Arguments pertinents
1. Motivation du jugement : La cour a considéré que le jugement attaqué était suffisamment motivé et justifié, rejetant le moyen soulevé par M. A... sur ce point.
2. Régularité des enquêtes : La cour a analysé la question de la concomitance des enquêtes, précisant que l'article R. 11-21 du code de l'expropriation permet la réalisation simultanée de l’enquête parcellaire et de l’enquête de déclaration d’utilité publique si l’expropriant est en mesure de déterminer les parcelles à exproprier.
> « Lorsque l'expropriant est en mesure, avant la déclaration d'utilité publique, de déterminer les parcelles à exproprier et de dresser le plan parcellaire et la liste des propriétaires, l'enquête parcellaire peut être faite soit en même temps que l'enquête préalable à la déclaration d'utilité publique, soit postérieurement » (Code de l'expropriation pour cause d'utilité publique - Article R. 11-21).
3. Vice de procédure : Concernant le vice de procédure revendiqué par M. A..., la cour a constaté que le sous-préfet avait bien émis un avis suite à l'enquête publique, rendant ainsi le moyen inopérant.

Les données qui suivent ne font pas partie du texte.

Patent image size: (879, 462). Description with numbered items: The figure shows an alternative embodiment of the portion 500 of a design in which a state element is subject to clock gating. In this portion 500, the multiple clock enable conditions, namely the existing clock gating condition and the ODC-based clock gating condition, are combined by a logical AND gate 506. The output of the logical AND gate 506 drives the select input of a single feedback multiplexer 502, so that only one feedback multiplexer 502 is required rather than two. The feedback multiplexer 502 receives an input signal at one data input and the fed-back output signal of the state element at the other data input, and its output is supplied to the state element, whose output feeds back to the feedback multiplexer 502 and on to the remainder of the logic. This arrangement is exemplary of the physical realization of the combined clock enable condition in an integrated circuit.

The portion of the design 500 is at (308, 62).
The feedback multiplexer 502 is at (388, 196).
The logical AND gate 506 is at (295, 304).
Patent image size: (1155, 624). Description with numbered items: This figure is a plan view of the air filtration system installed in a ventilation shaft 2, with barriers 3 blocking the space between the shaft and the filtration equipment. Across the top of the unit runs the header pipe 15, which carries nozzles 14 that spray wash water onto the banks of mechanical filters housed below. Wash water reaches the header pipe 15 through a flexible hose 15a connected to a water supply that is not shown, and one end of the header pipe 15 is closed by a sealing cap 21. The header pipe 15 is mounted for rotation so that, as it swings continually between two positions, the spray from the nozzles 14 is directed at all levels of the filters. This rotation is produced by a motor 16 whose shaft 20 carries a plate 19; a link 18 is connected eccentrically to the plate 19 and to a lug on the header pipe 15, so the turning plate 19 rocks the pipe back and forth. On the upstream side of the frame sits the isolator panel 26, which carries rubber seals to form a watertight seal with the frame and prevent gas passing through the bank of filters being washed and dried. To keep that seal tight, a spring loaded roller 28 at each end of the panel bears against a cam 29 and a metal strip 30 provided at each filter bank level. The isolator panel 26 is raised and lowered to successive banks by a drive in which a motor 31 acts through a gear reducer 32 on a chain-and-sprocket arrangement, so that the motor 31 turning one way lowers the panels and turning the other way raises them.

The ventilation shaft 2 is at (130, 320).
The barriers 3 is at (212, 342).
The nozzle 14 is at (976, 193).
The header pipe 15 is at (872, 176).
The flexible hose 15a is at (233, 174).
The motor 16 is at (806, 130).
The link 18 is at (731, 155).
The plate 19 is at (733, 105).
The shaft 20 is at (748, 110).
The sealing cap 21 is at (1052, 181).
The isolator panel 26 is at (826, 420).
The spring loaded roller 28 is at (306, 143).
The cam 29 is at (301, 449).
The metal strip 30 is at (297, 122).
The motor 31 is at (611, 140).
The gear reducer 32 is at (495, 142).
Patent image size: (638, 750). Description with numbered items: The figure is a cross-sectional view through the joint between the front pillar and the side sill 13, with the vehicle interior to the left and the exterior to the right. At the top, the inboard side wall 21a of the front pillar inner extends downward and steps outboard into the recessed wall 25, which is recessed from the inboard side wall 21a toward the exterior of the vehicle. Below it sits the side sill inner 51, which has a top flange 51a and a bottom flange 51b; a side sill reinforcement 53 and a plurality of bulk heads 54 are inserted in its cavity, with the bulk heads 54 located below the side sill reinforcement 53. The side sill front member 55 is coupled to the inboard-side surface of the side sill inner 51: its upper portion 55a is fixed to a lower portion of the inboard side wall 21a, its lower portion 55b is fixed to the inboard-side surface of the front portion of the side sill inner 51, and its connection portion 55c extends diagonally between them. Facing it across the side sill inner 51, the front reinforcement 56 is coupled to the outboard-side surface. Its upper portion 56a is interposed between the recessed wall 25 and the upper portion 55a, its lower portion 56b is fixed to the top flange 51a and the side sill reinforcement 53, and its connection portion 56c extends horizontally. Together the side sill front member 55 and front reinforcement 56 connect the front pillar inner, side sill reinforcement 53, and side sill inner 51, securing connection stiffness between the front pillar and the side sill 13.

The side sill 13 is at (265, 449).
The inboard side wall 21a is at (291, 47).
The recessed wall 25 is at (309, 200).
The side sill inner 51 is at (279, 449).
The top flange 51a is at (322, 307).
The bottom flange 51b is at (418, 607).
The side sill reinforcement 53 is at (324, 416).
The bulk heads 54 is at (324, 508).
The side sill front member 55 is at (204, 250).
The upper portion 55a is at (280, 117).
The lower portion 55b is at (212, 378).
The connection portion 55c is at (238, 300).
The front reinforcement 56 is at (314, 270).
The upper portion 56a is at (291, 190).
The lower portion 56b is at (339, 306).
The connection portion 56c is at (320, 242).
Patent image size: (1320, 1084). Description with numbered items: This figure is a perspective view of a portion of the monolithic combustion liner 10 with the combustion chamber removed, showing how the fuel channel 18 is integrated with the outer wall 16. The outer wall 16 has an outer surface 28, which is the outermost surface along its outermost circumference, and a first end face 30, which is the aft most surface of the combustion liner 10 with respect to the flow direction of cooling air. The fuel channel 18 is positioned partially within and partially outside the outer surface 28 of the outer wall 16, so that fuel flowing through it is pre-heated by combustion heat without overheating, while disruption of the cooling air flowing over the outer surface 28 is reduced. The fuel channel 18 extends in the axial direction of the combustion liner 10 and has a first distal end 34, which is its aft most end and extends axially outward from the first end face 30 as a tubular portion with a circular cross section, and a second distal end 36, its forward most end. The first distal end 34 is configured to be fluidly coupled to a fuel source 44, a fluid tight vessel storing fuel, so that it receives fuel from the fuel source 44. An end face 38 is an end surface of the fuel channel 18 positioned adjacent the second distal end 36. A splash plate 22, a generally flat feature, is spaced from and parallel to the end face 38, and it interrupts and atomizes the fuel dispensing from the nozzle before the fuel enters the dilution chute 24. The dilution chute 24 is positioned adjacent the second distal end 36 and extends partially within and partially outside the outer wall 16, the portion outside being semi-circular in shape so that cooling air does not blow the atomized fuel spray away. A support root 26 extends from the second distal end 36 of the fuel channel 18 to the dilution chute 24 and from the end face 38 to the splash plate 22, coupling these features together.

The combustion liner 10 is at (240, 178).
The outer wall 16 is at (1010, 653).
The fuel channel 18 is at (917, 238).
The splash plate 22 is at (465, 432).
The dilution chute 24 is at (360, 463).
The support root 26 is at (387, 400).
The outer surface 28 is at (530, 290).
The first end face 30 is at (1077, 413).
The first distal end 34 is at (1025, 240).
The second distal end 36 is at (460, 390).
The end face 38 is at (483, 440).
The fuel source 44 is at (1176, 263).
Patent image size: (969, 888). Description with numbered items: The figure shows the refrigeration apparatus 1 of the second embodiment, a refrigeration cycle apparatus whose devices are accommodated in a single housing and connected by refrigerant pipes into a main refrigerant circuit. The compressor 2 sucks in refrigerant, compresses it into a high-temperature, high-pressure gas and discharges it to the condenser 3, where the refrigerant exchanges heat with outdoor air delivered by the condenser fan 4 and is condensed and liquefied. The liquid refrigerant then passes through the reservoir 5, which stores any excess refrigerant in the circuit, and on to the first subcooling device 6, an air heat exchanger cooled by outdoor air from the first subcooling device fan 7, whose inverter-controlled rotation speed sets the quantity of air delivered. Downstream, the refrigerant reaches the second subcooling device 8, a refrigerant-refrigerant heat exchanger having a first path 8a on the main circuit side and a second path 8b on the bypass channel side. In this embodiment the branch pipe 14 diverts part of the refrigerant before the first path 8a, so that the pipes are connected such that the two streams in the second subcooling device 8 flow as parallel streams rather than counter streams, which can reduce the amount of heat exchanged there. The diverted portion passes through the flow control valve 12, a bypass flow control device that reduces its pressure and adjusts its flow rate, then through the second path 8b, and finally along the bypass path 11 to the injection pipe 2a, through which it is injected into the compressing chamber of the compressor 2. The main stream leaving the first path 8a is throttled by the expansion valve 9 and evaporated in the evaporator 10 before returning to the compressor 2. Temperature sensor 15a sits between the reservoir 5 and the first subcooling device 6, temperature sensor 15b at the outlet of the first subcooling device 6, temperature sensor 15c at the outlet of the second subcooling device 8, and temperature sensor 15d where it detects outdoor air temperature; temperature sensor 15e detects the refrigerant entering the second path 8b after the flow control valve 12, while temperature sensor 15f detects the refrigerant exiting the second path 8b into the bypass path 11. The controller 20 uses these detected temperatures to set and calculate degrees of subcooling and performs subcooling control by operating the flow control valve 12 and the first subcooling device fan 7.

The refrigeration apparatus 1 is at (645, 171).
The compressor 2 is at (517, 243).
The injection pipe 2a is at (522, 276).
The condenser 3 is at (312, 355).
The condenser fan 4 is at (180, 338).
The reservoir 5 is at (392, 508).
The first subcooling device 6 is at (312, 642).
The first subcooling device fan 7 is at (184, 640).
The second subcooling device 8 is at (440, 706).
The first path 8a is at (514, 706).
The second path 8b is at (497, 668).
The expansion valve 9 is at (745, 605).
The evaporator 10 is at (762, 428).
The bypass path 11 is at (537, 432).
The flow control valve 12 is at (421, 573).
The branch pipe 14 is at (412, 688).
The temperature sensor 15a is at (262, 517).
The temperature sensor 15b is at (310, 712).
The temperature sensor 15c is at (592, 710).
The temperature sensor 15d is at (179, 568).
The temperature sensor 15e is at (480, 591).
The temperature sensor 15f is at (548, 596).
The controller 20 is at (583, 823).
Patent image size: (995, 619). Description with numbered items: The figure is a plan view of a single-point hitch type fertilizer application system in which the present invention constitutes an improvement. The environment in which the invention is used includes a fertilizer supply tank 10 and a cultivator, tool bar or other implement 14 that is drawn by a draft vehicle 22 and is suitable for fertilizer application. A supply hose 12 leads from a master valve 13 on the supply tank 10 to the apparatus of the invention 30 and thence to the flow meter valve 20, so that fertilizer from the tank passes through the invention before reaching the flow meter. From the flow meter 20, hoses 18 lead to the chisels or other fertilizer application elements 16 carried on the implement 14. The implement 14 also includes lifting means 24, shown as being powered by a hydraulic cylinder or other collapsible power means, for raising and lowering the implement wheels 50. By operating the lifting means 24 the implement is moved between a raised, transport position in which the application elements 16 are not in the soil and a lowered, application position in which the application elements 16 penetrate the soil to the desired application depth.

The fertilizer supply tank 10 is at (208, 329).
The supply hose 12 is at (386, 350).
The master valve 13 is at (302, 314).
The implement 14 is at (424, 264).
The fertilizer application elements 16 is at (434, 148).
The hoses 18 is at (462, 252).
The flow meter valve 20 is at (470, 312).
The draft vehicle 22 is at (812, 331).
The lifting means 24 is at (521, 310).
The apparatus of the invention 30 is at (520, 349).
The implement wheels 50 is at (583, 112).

> « Le commissaire enquêteur ou le président de la commission d'enquête transmet le dossier... soit au préfet, soit au sous-préfet qui émet un avis et transmet le dossier au préfet » (Code de l'expropriation pour cause d'utilité publique - Article R. 11-26).
4. Lien entre les arrêtés : Enfin, la cour a souligné qu'elle avait précédemment rejeté les arguments qui mettaient en question la légalité de l’arrêté de déclaration d’utilité publique, rendant sans objet l’argument de M. A... selon lequel l'arrêté de cessibilité devait être annulé en conséquence.
Interprétations et citations légales
La décision met en avant l'importance de l'interprétation des textes du code de l'expropriation. En se basant sur les critères énoncés dans les articles R. 11-21 et R. 11-26, la cour a confirmé que les procédures étaient conformes à la législation en vigueur.
1. Article R. 11-21 : cet article stipule que l'enquête parcellaire peut avoir lieu simultanément à l'enquête préalable à la déclaration d'utilité publique si l'expropriant peut identifier les parcelles concernées, soulignant ainsi une certaine flexibilité dans la demande de cessibilité si les conditions sont remplies.
2. Article R. 11-26 : cette disposition clarifie le rôle du sous-préfet et l'existence d'une procédure d'enquête publique adéquate, assurant que la régularité des avis émis est respectée et applicable dans l'exercice des droits liés à l'expropriation.
La décision de la cour démontre la robustesse des procédures administratives en matière d'expropriation et la nécessité de respecter les exigences légales, tout en protégeant les droits des expropriés dans la mesure où les lois applicables ont été suivies.